Beyond all these radical injustices, my great grandmother refused to be brought down by these obstacles. She was a woman in the workplace, more specifically, she was an African American woman in the workplace. Her chances of acquiring employment were supposed to be statistically low. Yet she defied those statistics by staying employed, contributing to society, and being an overall outstanding citizen.
She faced racism in all of its ugly glory, it sneered in her face and relentlessly begged her to fail at every turn. White citizens constructed a society that put all P.O.Cs at a disadvantage, but forced African Americans to remain as lower class citizens through economic, social, and lawful restrictions. I can only imagine the backhanded compliments, taunts, insults, sneers, disapproving eyes, and yelling my grandmother had to face throughout her life. She had to live in a time where the people in power saw her no more than a criminal, a peasant, a low level worker—a slave. Imagine being born into a world, where people hated you since your conception, all because of the color of your skin. Imagine going to a colored school, because all the white kids hate you. Imagine using a colored bathroom, because coloreds are dirty. Imagine not being able to go to college, because being colored makes you inherently stupid. Imagine if you were her—do you think you could have been as mentally strong?
Despite these odds, she prevailed, and she did so with such tenacity. Through her strength, all her grandkids would go to school and become executives of top technology companies, managers of life science research conglomerates, and Central Intelligence Agents. This Black woman had WILLED her success onto her future generations and yet she sits, on this phone call with me, and asks me if I think she’s strong?
Grandma, physical strength has nothing to do with the strength of someone’s character and legacy on this world.
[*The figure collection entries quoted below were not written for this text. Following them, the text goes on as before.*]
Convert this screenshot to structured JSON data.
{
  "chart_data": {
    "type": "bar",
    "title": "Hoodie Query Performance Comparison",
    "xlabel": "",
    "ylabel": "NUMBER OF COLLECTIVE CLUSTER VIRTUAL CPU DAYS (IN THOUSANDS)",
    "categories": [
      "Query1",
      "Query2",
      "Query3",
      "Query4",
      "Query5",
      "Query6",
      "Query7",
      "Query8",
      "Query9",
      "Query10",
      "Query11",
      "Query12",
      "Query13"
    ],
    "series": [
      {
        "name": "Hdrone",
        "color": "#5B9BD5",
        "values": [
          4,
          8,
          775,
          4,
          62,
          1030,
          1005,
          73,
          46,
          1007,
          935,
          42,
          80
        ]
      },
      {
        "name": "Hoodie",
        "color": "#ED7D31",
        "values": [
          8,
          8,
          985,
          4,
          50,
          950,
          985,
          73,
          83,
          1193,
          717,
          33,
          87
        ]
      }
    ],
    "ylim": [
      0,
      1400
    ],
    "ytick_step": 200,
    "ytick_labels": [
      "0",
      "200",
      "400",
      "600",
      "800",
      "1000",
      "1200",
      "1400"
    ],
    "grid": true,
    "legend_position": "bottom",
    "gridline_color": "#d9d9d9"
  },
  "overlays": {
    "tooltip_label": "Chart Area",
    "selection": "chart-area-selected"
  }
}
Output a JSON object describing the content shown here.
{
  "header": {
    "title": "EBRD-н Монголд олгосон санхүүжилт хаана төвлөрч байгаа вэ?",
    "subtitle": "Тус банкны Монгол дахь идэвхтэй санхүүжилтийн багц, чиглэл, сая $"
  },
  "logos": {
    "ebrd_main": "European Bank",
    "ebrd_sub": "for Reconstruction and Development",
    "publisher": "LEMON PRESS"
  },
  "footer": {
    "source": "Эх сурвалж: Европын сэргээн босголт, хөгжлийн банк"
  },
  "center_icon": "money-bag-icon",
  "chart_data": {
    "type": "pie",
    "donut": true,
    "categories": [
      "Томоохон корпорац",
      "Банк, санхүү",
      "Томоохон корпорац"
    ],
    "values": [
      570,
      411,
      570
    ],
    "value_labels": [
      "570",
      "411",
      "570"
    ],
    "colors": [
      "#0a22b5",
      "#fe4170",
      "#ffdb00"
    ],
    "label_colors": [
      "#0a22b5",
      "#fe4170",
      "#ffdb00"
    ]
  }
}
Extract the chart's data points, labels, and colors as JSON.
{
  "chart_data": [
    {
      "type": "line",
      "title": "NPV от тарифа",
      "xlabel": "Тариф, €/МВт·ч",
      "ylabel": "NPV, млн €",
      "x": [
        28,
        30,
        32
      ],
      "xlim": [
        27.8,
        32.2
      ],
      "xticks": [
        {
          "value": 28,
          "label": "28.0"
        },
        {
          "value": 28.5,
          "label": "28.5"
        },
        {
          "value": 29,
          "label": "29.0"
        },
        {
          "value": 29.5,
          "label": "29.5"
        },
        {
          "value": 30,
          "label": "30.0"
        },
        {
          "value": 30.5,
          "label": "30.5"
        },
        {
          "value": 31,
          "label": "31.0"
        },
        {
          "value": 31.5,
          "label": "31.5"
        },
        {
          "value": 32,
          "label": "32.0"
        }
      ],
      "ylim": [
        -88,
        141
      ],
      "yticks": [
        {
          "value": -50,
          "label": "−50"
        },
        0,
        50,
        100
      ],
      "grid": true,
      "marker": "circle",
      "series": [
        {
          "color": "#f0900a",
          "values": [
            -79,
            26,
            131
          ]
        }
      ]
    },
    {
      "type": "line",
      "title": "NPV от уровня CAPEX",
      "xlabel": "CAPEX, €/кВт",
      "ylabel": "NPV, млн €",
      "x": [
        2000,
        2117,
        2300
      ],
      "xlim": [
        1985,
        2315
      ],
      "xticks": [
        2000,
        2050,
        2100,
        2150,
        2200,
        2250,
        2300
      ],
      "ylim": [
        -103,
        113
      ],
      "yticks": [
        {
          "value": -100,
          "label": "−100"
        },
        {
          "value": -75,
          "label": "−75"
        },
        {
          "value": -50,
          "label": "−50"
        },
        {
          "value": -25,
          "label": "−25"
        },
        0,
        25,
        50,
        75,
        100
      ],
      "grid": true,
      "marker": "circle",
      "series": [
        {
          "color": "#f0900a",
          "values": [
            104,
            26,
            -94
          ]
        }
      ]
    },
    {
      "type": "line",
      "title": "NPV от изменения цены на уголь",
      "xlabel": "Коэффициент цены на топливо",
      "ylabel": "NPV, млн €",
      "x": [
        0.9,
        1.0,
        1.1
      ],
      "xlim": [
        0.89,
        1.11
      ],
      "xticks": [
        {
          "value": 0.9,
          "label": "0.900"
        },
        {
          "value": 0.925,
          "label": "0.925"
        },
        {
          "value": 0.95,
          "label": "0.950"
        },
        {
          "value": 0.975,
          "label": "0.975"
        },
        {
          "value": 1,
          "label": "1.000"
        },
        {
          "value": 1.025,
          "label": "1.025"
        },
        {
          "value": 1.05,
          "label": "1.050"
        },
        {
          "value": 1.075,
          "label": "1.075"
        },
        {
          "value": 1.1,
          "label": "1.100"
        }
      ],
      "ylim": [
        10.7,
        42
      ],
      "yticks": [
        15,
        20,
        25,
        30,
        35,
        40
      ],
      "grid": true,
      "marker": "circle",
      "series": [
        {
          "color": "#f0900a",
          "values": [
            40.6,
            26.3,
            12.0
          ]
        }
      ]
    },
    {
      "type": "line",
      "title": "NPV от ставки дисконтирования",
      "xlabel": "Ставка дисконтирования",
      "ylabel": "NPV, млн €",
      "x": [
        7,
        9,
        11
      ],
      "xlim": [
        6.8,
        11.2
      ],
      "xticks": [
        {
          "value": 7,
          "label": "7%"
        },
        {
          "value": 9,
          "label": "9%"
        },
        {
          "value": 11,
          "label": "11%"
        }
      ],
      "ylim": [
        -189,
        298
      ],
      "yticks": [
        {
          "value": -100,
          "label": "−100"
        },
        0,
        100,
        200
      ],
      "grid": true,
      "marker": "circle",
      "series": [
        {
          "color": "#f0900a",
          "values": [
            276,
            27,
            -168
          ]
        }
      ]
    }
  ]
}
“Of course, I do grandma! You raised a family! You own your own house, your own property! You’ve successfully held so many jobs and were able to stay afloat during some of the worse times in the U.S. You survived WWII, you lived through the civil rights movement, and you witnessed the first Black President of our country! That’s impressive to me.” At that point, the tears already started to build up, what can I say, I’m an emotional person.
“Oh well, I just wanted to tell you my story. I wanted to tell you, that I’ve made it.”
Yes grandma, you’ve made it. You’ve made history. My grandmother may not have been a high ranking business executive or technology innovator, but her presence alone is history in the making. Her success threatens racism, with her very life being proof of its failure. We still have a ways to go on racial equity, but my grandmother, and many others, have proven that change is possible.
Happy Birthday Grandma, to several more years of you sharing your story on this planet.